Monday, January 23, 2017

The Adventures of Moana

Moana was everything that I look for in a Disney animated film, and pretty much everything that I might have wanted it to be.

I don't mean to bash on Frozen here because I do think that was a good movie, but Moana essentially fixed all of the complaints that I did have about Frozen, while otherwise going with a similar approach. Mainly I am talking about visuals here: the camera angles, the style and design of the animation, and simply whatever it is that you see within the frame.

Especially now that computer animation allows such realistic visuals, I always need there to be a reason that a film is animated instead of live action, otherwise you can just insert the talking snowman or the unicorn or whatever it is into a live action film using CG. Frozen had amazing animation on the characters' faces, but felt very visually sparse and uninteresting to me. Moana, however, was an animated film by design. The camera moves in its own unique style. While certain elements (like the water) are fairly realistic-looking, all of the visuals (from the characters to the landscapes and so on) have a cohesive and recognizable style. And there are sequences that only appear in animated films: the way that Maui's tattoos move and that one scene with all the cut-out figures. I love sequences like that in animation--and it seems like they've been disappearing from modern films, which I truly don't understand because, to me, this is the art of animation.

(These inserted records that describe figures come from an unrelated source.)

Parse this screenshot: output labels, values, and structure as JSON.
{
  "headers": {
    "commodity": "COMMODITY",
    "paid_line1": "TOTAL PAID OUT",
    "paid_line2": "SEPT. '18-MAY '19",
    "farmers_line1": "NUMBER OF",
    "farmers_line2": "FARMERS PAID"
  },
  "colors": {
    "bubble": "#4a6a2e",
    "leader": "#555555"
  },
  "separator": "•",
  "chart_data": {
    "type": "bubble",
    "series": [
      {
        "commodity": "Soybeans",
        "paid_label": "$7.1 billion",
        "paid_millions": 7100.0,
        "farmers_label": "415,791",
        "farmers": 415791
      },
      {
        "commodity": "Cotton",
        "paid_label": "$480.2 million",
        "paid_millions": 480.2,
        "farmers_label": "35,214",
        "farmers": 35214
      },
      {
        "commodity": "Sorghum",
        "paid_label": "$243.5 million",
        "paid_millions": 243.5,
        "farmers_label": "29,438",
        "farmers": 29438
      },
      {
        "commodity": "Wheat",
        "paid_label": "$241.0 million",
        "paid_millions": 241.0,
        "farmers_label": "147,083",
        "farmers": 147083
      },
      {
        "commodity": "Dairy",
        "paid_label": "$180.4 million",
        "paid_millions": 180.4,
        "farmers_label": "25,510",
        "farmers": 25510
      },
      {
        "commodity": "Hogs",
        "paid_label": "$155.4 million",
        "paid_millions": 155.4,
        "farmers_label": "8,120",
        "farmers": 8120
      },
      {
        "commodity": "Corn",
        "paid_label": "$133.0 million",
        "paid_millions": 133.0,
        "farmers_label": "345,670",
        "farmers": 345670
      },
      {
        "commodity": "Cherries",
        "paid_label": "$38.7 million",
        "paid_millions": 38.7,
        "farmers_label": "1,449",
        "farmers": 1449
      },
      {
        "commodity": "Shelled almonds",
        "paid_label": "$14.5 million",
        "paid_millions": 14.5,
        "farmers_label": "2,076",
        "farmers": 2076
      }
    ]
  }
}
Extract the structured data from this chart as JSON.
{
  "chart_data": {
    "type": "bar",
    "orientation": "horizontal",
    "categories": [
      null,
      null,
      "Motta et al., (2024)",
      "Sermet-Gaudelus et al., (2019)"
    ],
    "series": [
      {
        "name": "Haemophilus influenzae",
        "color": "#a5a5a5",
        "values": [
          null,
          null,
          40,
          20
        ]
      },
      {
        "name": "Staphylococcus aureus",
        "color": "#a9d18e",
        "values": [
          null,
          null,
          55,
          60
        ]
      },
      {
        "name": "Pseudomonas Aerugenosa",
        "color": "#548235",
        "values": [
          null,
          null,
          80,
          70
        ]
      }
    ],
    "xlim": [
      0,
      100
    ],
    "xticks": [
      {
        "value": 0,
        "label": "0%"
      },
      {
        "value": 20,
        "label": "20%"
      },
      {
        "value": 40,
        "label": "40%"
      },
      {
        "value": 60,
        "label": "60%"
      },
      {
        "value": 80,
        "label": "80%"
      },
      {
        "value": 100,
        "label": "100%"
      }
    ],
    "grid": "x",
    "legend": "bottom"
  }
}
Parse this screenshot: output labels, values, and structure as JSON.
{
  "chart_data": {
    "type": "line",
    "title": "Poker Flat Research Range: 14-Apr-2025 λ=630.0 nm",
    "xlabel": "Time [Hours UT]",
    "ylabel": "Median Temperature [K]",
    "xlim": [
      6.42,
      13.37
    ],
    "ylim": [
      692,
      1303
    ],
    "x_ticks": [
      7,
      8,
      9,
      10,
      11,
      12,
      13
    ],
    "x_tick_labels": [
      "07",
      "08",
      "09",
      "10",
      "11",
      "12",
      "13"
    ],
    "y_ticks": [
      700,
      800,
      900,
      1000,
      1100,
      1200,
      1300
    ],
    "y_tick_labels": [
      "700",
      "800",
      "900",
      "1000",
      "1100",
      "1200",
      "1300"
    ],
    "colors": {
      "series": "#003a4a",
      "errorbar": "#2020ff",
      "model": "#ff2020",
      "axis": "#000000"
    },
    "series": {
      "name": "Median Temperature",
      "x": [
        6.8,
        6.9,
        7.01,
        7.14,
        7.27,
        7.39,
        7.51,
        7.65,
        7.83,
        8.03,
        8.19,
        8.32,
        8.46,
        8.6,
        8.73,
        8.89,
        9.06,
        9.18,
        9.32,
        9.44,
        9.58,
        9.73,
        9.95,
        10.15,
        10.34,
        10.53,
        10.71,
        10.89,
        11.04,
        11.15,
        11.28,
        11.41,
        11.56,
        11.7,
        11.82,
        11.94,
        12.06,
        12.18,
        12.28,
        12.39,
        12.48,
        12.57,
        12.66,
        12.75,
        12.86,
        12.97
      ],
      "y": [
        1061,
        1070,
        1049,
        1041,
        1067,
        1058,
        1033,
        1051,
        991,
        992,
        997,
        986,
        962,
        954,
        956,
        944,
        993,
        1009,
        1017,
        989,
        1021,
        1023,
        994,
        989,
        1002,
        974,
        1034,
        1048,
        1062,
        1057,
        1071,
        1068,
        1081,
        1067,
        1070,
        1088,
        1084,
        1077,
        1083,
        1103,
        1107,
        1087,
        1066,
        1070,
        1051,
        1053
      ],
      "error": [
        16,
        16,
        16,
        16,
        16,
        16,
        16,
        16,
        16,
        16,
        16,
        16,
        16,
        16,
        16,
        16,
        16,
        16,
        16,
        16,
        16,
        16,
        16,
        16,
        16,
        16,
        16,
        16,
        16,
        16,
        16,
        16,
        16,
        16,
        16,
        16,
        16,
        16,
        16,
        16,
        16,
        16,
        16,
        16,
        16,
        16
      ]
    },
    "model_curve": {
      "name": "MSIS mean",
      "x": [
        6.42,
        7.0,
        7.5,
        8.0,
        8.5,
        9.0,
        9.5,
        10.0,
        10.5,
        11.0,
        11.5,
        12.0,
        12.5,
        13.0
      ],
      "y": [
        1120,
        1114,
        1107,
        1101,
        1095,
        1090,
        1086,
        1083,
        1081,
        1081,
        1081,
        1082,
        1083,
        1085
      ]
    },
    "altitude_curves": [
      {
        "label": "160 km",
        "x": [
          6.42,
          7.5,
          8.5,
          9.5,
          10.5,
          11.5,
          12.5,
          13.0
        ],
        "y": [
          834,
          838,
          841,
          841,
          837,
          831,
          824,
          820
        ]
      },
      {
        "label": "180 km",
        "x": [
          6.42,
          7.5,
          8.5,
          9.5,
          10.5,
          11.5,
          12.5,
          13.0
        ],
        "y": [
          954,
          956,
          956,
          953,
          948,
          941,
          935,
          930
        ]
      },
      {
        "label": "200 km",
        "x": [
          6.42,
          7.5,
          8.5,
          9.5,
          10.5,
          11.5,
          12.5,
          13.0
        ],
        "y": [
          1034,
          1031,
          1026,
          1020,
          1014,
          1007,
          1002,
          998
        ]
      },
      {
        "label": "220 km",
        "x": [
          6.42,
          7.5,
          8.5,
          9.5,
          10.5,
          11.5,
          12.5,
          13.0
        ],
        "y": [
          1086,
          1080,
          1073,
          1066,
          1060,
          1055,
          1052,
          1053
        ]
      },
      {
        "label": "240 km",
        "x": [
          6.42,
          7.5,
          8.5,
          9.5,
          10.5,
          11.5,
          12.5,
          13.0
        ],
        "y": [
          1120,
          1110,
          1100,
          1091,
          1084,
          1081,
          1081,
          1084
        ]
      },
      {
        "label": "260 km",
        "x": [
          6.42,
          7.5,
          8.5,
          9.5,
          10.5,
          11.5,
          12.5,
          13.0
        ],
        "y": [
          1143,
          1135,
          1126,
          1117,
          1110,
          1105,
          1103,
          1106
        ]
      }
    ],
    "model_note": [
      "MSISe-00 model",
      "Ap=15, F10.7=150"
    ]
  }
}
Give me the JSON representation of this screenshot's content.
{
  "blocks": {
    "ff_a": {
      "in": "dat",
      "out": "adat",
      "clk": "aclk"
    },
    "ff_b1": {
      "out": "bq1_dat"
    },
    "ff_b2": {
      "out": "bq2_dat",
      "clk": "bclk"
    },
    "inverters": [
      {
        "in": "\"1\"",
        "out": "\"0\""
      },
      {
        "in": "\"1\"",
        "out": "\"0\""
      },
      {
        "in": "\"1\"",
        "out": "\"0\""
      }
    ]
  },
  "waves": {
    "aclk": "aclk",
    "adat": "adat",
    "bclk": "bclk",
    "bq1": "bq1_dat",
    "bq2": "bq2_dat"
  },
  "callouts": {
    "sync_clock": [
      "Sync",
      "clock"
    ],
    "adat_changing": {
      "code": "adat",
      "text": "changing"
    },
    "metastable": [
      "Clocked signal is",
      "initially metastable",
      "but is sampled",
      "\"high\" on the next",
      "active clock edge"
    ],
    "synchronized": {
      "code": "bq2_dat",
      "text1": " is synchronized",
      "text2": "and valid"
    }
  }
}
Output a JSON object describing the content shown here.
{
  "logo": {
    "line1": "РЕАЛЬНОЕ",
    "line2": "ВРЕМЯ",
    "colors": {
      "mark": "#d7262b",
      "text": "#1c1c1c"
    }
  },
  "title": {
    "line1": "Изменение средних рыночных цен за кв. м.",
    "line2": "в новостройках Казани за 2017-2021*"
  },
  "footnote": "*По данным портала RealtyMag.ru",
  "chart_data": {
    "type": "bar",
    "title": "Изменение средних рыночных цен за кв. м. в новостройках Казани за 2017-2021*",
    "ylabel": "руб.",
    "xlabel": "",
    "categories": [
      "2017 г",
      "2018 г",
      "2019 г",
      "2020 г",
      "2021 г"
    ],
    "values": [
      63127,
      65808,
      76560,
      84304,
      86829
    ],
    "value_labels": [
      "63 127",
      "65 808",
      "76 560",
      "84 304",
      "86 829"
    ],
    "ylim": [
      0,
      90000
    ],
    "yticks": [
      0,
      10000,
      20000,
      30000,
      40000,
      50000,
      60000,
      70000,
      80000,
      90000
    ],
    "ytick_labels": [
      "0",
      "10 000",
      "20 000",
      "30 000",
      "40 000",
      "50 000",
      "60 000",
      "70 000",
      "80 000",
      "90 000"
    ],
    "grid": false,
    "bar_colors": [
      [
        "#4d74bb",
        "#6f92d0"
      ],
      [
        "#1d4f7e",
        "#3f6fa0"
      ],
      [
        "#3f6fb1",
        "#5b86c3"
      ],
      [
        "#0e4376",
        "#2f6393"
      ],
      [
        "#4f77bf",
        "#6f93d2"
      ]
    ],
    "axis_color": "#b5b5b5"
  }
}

I see now why the music of Moana has been so well-received. It has a recognizable style, it's catchy, it always flows, and it perfectly moves along the story. New Disney classics right here. (The one possible exception is "Shiny," but maybe I just found that scene too long.)

Time to move on to story.

Moana shares some similarities with Pocahontas--except that it has less baggage because it depicts only one culture instead of two colliding. It's also perhaps smoother. As with Pocahontas, I love that this film shows respect for nature and even teaches children a little something: "Where You Are," for instance, describes the way that Moana's people use the different parts of a coconut for both food and tools. And Moana's love for the ocean and the ocean's recognition of her love (I, in turn, love the way the ocean kept lifting her back onto the boat) was both a sweet and important message, somewhat reminiscent of the "circle of life" theme from The Lion King.

What I also love is that Moana is not a rebel. I was talking about my thoughts about rebels in fiction a bit in my post on Mulan. Moana doesn't want to rush out to the ocean to spite her father or escape her life. She loves her father and she loves her island and she loves her people. I vastly appreciate that. Her love of the ocean is simply her love for one more element, and it's a love that she is eventually able to share with her family and her people, a love that she is able to remind them of. She restores balance, so to speak.

Moana is the title character of this film, but Maui is also quite central: they really are a duo, mostly equal in importance in the story. I didn't think that I would like Maui--but he surprised me. His character goes from appearing as a basic picture of arrogance to revealing a person who is searching, someone who is trying to fill a longtime void and to find recognition and to try and find that he is worthwhile. Though Moana is the one who physically goes on the journey, Maui is the one who goes on the emotional journey. Sure, Maui teaches Moana to sail--but Moana teaches Maui that he matters, simply because he is himself. It's a good theme that is often done in either a too flat or Hallmark way, but here it flowed well and realistically without appearing contrived or forced. Not only did I appreciate the theme; I also appreciated that it centered around a male character. Sure, I love a good female heroine--but let's not forget the male characters, either. Especially when it's a children's film, there ought to be both male and female characters for children to watch; you don't need to choose one or the other when there can be both.

The restoration of the island at the end of the film was very pretty, and Te Fiti reminded me of a dryad out of Narnia and the Pan, god-like figure in The Wind in the Willows both at once. She is Nature. And when you treat Nature with respect, good will come out of that.

I started this post talking about Frozen, so let's go back to Frozen to finish off, as well. People praised the theme of Frozen, for what it said about sisterly love and such. So I found myself wondering, after I got over simply enjoying Moana, what its central theme was. All the themes seemed like side themes rather than central themes--and then I realized that that's because Moana is primarily an adventure film. Sure, Moana learns some things along the way and teaches some things to others, but she basically just went on an adventure. And I love that. This film was an adventure, and I enjoyed the journey.